Despite the differences between human and bovine teeth, Sano et al[22] have demonstrated similarities in ultimate tensile strength, dentine modulus of elasticity, and number and distribution of dentinal tubules between bovine and human teeth. In addition, few anatomical and morphological variations have been found in bovine incisors in comparison with human teeth.[23]
[24]
[25]
[26] Therefore, this model provides a consistent methodology to assess new treatment modalities for immature teeth. Similar to previous studies,[27]
[28]
[29] an experimental immature tooth model using bovine teeth was thus employed. To improve the drawbacks of MTA, such as difficult handling properties and prolonged setting time, a variety of silicate-based cements such as CEM Cement and Biodentine have been introduced.[30]
[31] It has been claimed that Biodentine sets in 10 minutes and can be used as a single application bulk restorative material without cavity conditioning,[32] in other words, it acts as a dentine substitute material, a temporary filling material and establishes an immediate seal against oral fluids.[33] Therefore, in the management of immature teeth with minimum root dentine, it can be an appropriate choice. According to the results of this study, Biodentine specimens had significantly higher fracture resistance values compared with the control group. This finding is in agreement with the results of the study by Cauwels et al.[4] In accordance with Bortoluzzi et al,[27] ProRoot MTA specimens also had significantly higher fracture resistance values than the control group. In the present study, no significant difference was found between the fracture strength values of Biodentine and ProRoot MTA groups.

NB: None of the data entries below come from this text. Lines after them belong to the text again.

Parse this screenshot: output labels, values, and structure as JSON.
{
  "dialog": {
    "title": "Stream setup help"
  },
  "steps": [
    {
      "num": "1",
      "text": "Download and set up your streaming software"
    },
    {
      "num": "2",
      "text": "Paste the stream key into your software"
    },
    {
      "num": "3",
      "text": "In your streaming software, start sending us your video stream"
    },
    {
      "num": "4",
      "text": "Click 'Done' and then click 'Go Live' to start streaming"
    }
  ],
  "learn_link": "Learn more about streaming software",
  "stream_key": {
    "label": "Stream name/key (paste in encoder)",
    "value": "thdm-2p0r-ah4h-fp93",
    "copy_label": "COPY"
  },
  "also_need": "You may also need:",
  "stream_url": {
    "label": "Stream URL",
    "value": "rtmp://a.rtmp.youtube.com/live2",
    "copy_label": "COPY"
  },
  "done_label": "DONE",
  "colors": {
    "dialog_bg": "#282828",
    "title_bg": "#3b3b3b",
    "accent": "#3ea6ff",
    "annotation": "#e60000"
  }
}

However, no significant difference was found in fracture resistance values between CEM Cement, gutta-percha and sealer, and the control group. Considering the fact that ProRoot MTA,[10]
[34]
[35] CEM Cement,[36] and Biodentine[10]
[37] are bioactive and are associated with apatite formation after exposure to body fluids containing phosphorus, they may provide these higher values of fracture resistance due to apatite crystalline formation along the cement and dentine interface and within interfacial dentine. Indeed, the fracture resistance values of specimens filled with calcium silicate-based cements may increase over time. Longer incubation time and exposure of the specimens to simulated body fluid are suggested for the future studies.
Conclusion
Under the limitations of the present study, it was concluded that root filling with ProRoot MTA and Biodentine increased the fracture resistance of the simulated immature teeth compared with control specimens with no root filling. No significant difference was seen between CEM Cement, gutta-percha/sealer, and controls.